Après sa mort, arrivée en 1683, M. Le Tellier et M. de Louvois poussèrent les calvinistes : ils s’ameutèrent, on révoqua l’édit de Nantes, on abattit leurs temples ; mais on fit la grande faute de bannir les ministres. Quand les bergers marchent, les troupeaux suivent. Il sortit du royaume, malgré toutes les précautions qu’on prit, plus de huit cent mille hommes, qui portèrent avec eux dans les pays étrangers environ un milliard d’argent, tous les arts, et leur haine contre leur patrie. La Hollande, l’Angleterre, l’Allemagne, furent peuplées de ces fugitifs. Guillaume III eut des régiments entiers de protestants français à son service. Il y a dix mille réfugiés français à Berlin, qui ont fait de cet endroit sauvage une ville opulente et superbe.
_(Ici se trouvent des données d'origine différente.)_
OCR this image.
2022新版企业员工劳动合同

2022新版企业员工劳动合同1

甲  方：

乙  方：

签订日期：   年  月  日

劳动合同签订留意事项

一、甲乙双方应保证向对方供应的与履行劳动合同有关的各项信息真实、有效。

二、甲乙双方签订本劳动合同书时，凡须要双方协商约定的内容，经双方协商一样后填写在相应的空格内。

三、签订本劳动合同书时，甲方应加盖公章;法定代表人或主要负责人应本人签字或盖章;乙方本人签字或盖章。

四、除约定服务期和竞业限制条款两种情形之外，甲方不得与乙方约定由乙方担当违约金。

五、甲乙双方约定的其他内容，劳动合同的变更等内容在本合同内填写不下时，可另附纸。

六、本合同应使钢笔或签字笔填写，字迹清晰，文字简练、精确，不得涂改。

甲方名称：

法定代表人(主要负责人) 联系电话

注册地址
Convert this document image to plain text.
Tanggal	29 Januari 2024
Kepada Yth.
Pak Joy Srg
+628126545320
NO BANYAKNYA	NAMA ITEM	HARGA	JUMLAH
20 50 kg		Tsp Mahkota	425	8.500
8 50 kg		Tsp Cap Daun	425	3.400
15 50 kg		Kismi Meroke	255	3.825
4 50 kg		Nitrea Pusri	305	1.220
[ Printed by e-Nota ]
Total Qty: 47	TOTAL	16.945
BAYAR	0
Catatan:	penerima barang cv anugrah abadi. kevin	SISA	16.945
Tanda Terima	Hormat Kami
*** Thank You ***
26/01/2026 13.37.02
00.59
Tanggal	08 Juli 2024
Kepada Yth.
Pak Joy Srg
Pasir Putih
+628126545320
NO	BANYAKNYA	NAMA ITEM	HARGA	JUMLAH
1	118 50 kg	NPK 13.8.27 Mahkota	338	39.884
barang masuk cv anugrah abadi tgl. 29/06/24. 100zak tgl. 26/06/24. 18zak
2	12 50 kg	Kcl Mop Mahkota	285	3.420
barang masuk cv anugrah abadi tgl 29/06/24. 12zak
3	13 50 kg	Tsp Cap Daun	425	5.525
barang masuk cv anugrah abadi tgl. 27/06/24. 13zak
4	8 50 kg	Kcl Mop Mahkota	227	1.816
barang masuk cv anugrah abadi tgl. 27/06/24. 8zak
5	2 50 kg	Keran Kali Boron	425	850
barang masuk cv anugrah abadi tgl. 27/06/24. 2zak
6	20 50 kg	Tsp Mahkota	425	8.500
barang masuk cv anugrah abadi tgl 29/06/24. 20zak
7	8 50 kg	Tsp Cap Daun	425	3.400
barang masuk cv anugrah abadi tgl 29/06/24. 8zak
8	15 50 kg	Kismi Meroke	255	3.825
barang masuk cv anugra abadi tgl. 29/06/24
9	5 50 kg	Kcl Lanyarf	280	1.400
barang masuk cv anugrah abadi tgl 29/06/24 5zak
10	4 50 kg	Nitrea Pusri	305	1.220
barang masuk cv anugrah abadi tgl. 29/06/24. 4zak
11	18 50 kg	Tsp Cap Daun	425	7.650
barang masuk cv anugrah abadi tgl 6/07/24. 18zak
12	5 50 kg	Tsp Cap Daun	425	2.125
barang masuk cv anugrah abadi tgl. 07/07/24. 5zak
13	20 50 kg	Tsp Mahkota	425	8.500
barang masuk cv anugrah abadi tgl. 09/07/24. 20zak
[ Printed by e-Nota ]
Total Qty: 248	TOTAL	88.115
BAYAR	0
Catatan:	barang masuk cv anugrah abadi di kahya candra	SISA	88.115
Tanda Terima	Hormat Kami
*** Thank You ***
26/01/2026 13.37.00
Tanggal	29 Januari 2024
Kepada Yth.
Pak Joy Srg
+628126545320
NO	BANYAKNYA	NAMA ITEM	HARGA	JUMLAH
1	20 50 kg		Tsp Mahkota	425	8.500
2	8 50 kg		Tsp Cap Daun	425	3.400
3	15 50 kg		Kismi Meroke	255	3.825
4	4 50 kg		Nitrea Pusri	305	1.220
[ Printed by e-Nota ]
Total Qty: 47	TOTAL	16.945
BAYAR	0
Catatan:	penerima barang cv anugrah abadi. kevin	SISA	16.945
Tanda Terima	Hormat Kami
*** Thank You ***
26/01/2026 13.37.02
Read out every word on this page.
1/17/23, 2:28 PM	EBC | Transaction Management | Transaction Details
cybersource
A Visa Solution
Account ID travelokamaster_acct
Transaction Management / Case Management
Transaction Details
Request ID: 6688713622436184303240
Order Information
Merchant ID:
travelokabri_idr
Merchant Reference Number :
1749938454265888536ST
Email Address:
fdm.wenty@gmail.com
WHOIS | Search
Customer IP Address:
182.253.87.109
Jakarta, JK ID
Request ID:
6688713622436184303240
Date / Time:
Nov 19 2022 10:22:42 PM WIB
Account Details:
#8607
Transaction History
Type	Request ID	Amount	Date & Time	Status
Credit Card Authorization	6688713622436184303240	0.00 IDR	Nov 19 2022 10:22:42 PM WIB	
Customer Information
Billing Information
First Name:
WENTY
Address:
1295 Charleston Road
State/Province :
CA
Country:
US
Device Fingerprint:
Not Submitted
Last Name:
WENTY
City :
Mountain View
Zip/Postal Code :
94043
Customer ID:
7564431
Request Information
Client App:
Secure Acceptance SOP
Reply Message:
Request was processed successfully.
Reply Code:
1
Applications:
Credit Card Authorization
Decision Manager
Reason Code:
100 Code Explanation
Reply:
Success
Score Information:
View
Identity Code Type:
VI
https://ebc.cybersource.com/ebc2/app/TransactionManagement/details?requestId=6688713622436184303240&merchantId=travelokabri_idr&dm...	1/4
Ils ont fondé une ville jusqu’au fond du cap de Bonne-Espérance[1].

Louis XIV fut très-malheureux depuis 1704 jusqu’en 1712 ; il

  1. Dans l’édition de 1748 on trouve cette phrase, qui avait été supprimée dans le Mercure de 1750 :

    « Quand l’État fut délivré de leur secte et privé de leurs secours, les jansénistes voulurent prendre leur place, et faire un parti considérable ; il le fut quelque temps : Louis XIV en fut importuné les dernières années de sa vie ; mais l’autorité les a écrasés, et les convulsions les ont rendus ridicules. »

    Cette phrase n’a, jusqu’à ce jour (1830), été reproduite par aucun éditeur. (B.) — Sur le Calvinisme et le Jansénisme, voyez, tome XV, le chapitre xxxvi et le chapitre xxxvii du Siècle de Louis XIV.